Saturday, January 17, 2009

First, Make the Dough

A few months ago, I participated in a lengthy audition for the show, The Next Food Network Star. The "signature dish" I prepared for the camera was a pizza. Pizza sauce runs through my veins. My talented and charismatic father, one of the founders and owners of Davannis in Minnesota, taught me what it takes to make a perfect pie. I remember handling pizza dough at a very young age.
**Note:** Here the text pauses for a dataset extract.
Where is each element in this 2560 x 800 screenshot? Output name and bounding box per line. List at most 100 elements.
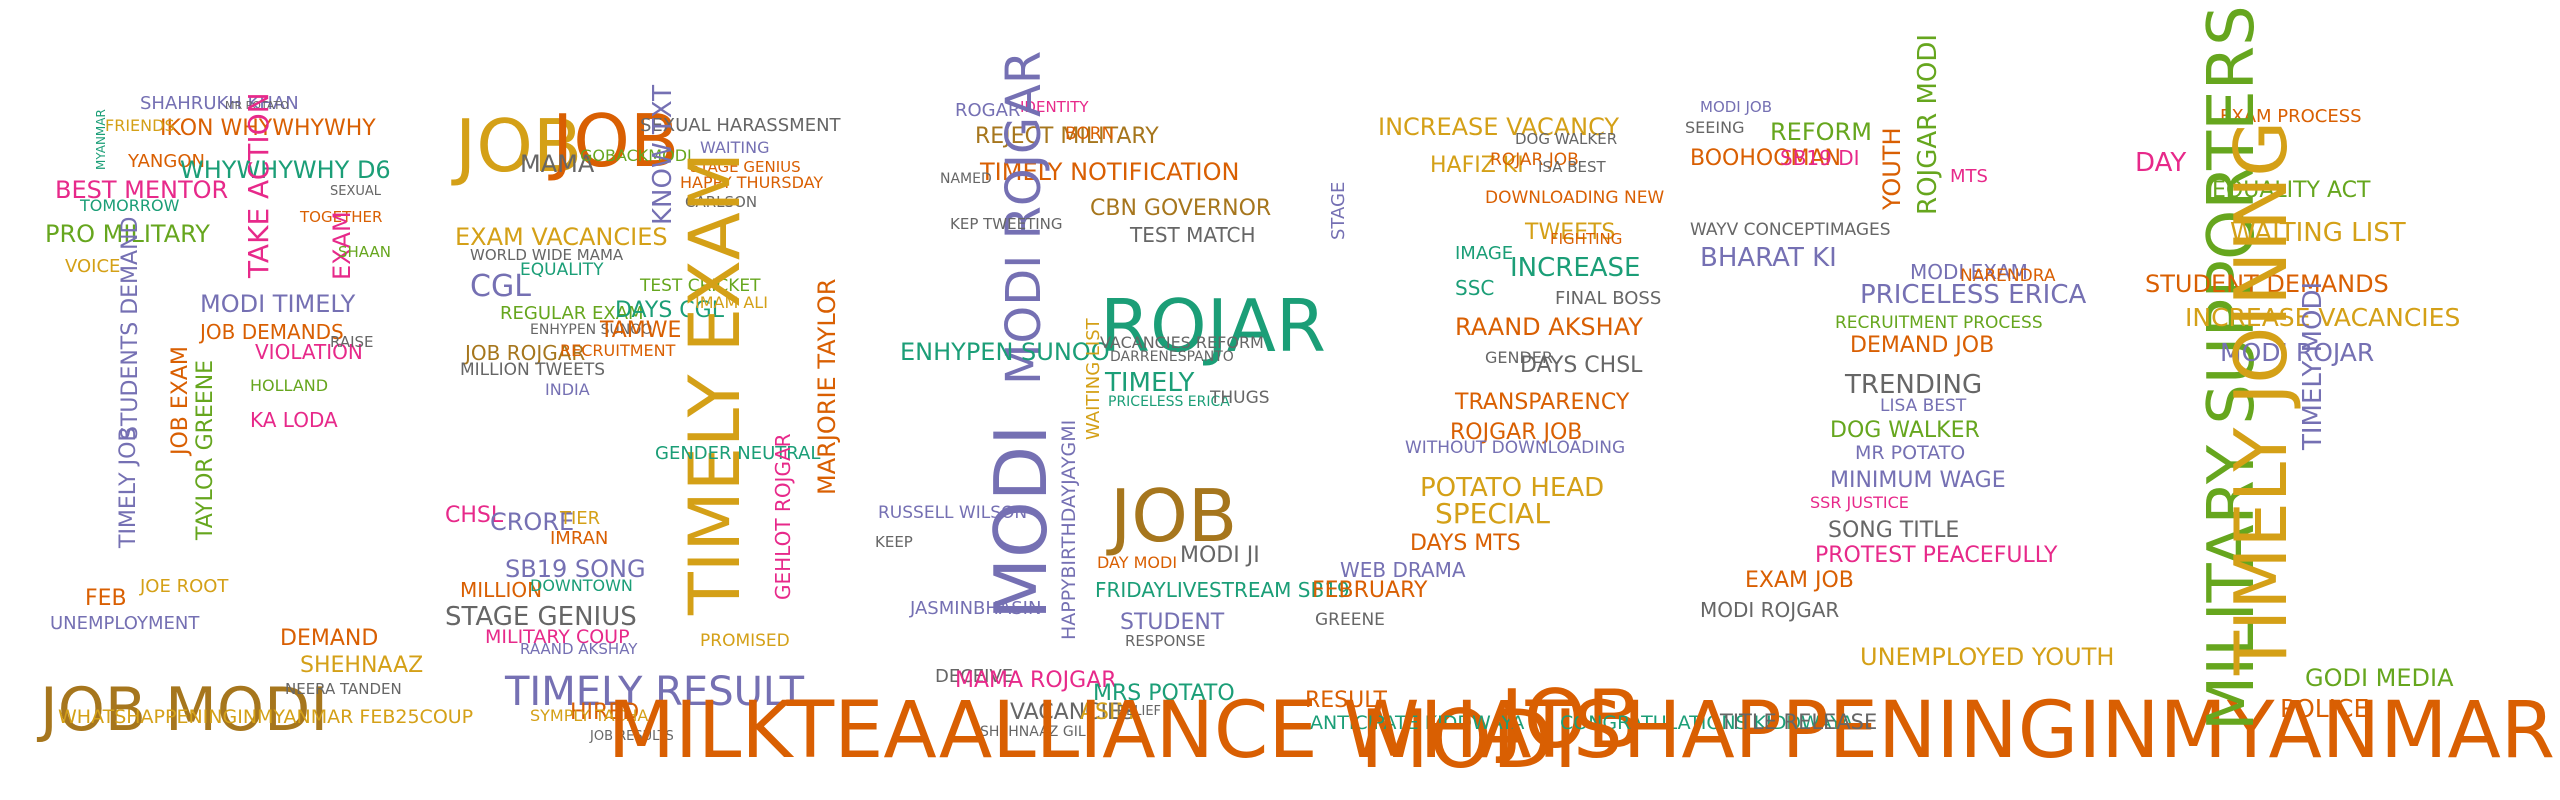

Not only did I not make it on the show, but in the months following my audition, suspiciously similar versions of the pizza that I had presented began appearing on menus and magazine covers. Coincidence? Well, yes, probably. But my ego screams, "conspiracy!" In reality, I just think that this could be the year that arugula shines (the pizza I had made for the audition included arugula with prosciutto, truffle cheese, and a pomegranate-balsamic reduction).

How to make Pizza Dough:

  • 3 cups of flour
  • 2 tsp salt
  • 2 tsp sugar
  • 1 tbsp olive oil
  • 1 cup of warm water
  • 2 + ½ tsp of yeast (or one packet)
  • About a tbsp of cornmeal (for the pizza stone)

Dissolve the sugar and yeast in ¼ cup of the warm water. In a large bowl, mix the flour, salt, and olive oil. Add the water with the yeast and sugar, and then add the remaining ¾ cup of warm water. Knead the dough until it has all come together and is elastic. If you have a stand mixer with a dough hook, bonus. Transfer the dough to a bowl lightly coated in olive oil, and cover with a clean tea towel. Keep in a warm place to rise until doubled in size, about 90 minutes. Take the dough out, knead with your hands, and transfer back to the covered bowl to rise again, this time for about another hour.

To pound the dough, take a little extra flour for your hands and a clean surface, and, using the tips of your fingers, play the dough like it’s a piano and you are Jerry Lee Lewis. Start pounding your way around the outside and work your way in, so it spreads out evenly in a circle. To make the crust, start at the top of the circle and pinch the dough between your fingers all the way around the edge, forming a little ridge. Dress to your liking, and bake at 500 degrees on a pizza stone lightly sprinkled with cornmeal for about 8-10 minutes, until edges brown.

Disclaimer: I vouch for this pizza dough. It is good stuff. But I did not just divulge the recipe for Davannis' dough. For an authentic Davannis pizza, you'll have to visit the Twin Cities. It's quite lovely there in the summer. Winter is lovely, too, but don't forget to pack your Uggs. They've been sported by many a Minnesotan, loooong before they hit Hollywood.